上司のヒミツと私のウソ
 拗ねたり泣いたり、わがままをいって彼らを困らせてはいけない。

 欲しいものがあっても口に出してはいけない。

 聞いてほしいことがあっても我慢しなくてはいけない。

 彼らのエーデルワイスのために。そうおもっていた。


 いまの私は、あのころの私ではない。


 社会に出てまもなく、いつも相手の顔色をうかがってびくびくしている自分に気づいた。

 仕事の場では、意見を述べても頭ごなしに叱られることは少なく、むしろ真剣な意見には耳を傾けてくれるひとが多いことを知った。

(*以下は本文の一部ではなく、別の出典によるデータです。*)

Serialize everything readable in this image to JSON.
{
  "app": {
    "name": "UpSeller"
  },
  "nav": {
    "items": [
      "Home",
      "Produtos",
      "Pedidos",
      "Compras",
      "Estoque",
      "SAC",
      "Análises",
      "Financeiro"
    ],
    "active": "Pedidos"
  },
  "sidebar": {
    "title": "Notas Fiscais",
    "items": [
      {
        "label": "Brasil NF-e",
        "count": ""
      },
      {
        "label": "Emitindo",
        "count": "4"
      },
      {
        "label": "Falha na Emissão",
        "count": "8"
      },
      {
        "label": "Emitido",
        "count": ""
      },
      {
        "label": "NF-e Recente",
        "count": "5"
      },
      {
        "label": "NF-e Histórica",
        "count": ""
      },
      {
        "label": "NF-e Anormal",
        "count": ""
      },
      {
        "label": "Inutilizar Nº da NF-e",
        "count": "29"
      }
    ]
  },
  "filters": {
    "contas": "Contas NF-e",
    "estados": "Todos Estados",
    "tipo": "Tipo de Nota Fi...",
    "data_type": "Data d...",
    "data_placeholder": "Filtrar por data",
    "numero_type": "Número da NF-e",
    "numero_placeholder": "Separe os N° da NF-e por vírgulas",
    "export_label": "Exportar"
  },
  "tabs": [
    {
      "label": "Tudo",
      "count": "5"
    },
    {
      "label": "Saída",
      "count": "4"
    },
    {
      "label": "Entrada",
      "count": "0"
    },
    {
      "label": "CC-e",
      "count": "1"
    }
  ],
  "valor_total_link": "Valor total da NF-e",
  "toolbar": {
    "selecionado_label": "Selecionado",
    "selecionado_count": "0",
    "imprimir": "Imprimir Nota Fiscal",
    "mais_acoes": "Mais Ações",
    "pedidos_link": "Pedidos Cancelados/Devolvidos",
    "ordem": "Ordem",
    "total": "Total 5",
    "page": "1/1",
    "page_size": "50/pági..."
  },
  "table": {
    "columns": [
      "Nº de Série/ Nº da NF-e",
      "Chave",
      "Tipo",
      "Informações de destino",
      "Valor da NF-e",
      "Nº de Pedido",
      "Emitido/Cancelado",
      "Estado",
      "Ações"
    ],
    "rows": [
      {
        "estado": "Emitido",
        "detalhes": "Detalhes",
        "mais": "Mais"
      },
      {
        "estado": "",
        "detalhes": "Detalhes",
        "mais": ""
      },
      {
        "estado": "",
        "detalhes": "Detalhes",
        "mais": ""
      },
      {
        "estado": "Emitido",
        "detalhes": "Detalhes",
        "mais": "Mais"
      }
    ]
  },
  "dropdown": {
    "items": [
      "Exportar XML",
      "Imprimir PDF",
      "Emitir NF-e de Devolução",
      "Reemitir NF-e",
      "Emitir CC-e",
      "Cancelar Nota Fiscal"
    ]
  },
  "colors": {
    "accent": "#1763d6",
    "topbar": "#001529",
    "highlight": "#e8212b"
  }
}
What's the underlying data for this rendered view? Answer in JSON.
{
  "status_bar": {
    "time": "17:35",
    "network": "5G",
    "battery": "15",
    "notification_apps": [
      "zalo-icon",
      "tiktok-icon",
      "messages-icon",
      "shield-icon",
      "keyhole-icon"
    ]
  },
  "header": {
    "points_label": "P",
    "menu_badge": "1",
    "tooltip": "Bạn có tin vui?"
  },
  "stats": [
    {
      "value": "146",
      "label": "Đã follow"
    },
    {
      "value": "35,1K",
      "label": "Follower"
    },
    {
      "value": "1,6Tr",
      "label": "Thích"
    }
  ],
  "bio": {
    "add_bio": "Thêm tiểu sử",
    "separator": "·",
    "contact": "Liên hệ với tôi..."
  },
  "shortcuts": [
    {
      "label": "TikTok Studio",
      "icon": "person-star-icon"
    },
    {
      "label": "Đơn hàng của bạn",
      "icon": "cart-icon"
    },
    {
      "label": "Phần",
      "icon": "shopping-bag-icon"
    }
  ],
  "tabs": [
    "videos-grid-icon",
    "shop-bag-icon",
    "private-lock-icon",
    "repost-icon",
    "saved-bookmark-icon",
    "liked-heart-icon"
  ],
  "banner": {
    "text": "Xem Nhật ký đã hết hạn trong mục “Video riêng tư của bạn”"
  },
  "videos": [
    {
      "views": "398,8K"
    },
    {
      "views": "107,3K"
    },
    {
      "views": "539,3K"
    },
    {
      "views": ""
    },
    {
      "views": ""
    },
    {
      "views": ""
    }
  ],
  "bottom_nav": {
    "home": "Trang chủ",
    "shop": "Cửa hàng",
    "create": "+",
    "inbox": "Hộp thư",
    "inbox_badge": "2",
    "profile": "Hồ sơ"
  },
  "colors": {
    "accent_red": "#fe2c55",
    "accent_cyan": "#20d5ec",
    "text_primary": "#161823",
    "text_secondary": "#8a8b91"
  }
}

 自分の考えを口に出すことは、決して悪いことではないと教えられた。

 自分の存在が、周りのひとを苦しめるためだけにあるのではないと、ようやくおもえるようになった。


 けれど、矢神になにひとつ自分のおもいが伝わっていなかった事実をおもうと、結局のところ、私自身をとりまく問題は昔となにも変わっていないのではないかという気がする。


 問題を生む種は私自身で、生きているかぎり死ぬまで、私のおもいは誰にも伝わらないのではないか──。

 そんな、子供のころ夜どおし私を悩ませた陰鬱で馬鹿げた妄想が、頭を支配しようとする。